Often times, low self-esteem, lack of self-confidence and frustration lead a person to feel he or she needs to control other people or constantly degrade them.
Among the most common characteristic of abusers, we can list the following:
§ They have a low level of tolerance, a volatile temper and any minimal incident triggers their negative reaction.
§ They are very insecure, excessively possessive and jealous. They feel a strong need to control others or restrict their rights.
§ They need submissive people willing to obey their rules.
§ Often, they have very superficial relationships with different partners.
§ They don’t commit.
§ They have unrealistic expectations.
§ They are very demanding.
§ They give orders, they don’t ask.
§ They have a great ability to deceive others and they also deceive themselves often.
§ They blame other about their own problems, or they blame the world, life, their luck or a particular situation.
§ They never acknowledge the harm they cause.
§ They are inconsiderate and never show empathy towards others.
§ Usually, they have a dual personality: they can be charming and cruel at the same time.
These are very general characteristics. We also need to remember that each person is unique, and an abuser may exhibit some personal traits that other abusers may not have.
Abusers may be either male or female, and they can also be parents, employers, teachers, law enforcement agents, friends, etc.

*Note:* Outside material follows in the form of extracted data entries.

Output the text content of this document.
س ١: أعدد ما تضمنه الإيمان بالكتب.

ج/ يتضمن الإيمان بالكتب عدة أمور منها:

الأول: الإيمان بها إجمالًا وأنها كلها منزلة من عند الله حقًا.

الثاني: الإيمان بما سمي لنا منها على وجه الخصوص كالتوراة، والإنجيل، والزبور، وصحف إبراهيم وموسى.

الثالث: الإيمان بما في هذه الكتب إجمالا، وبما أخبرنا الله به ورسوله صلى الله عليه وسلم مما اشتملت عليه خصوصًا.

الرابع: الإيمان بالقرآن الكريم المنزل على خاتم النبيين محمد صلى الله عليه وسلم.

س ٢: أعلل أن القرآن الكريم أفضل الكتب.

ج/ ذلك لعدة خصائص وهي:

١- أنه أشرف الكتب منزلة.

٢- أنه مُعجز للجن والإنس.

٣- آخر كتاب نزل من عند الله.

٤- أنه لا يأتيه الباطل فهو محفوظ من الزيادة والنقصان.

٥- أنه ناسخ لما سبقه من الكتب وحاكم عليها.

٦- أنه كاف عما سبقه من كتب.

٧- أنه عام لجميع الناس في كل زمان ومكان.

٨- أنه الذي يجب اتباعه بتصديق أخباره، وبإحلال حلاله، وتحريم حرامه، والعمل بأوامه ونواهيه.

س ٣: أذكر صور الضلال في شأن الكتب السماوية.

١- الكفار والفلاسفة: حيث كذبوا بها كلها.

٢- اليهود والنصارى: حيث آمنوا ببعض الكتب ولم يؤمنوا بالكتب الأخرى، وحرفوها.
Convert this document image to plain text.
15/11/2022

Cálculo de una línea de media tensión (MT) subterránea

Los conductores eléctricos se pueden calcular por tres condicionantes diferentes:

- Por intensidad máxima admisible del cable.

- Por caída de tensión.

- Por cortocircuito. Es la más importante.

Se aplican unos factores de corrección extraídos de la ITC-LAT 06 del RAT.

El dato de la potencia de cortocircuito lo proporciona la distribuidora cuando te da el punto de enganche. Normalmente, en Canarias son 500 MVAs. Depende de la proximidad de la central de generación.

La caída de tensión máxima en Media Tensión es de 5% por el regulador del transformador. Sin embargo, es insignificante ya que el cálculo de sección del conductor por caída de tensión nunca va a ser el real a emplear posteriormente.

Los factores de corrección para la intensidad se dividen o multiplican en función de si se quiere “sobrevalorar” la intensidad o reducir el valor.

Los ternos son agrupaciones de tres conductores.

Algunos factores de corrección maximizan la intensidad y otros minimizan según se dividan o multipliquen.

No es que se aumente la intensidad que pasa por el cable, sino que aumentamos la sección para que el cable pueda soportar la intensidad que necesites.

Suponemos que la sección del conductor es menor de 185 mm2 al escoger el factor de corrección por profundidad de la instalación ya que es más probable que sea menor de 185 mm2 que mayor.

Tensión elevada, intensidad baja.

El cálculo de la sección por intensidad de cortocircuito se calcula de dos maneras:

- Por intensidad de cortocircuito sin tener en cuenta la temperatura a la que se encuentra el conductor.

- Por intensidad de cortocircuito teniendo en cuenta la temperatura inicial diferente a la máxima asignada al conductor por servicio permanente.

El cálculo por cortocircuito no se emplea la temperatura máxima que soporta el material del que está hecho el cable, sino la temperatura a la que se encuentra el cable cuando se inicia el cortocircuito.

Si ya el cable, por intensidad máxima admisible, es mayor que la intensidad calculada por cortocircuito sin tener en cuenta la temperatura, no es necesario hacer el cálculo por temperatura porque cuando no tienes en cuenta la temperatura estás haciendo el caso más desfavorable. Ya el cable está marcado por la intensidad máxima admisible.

Here are other common characteristics of abusers and the different types of abuse:
§ The abuser makes the victim feel responsible for his emotions.
§ He threatens the victim.
§ He insults, humiliates, verbally or physically attacks the victim.
§ He makes the victim feel guilty so he can justify his abuse.
§ He needs to be the center of all conversations and needs undivided attention.
§ He refuses to apologize because he is always right.
§ Judges or criticizes the victim or what the victim does.
§ Uses punishments and rewards to emotionally manipulate the victim.
§ Invades the victim’s privacy.
§ Underestimates the victim, minimizes the importance of the victim’s needs and feelings, or ignores them.
Abusers usually have a sharp natural perception -most of the times they unaware of it- about the weaknesses of the victim. Emotional abuse occurs when a person allows it to occur (expect for victims who are children, disabled people, or some elderly). We are not trying to justify the abuser, but it is very important to understand that the victim also plays a crucial role in the emotional abuse.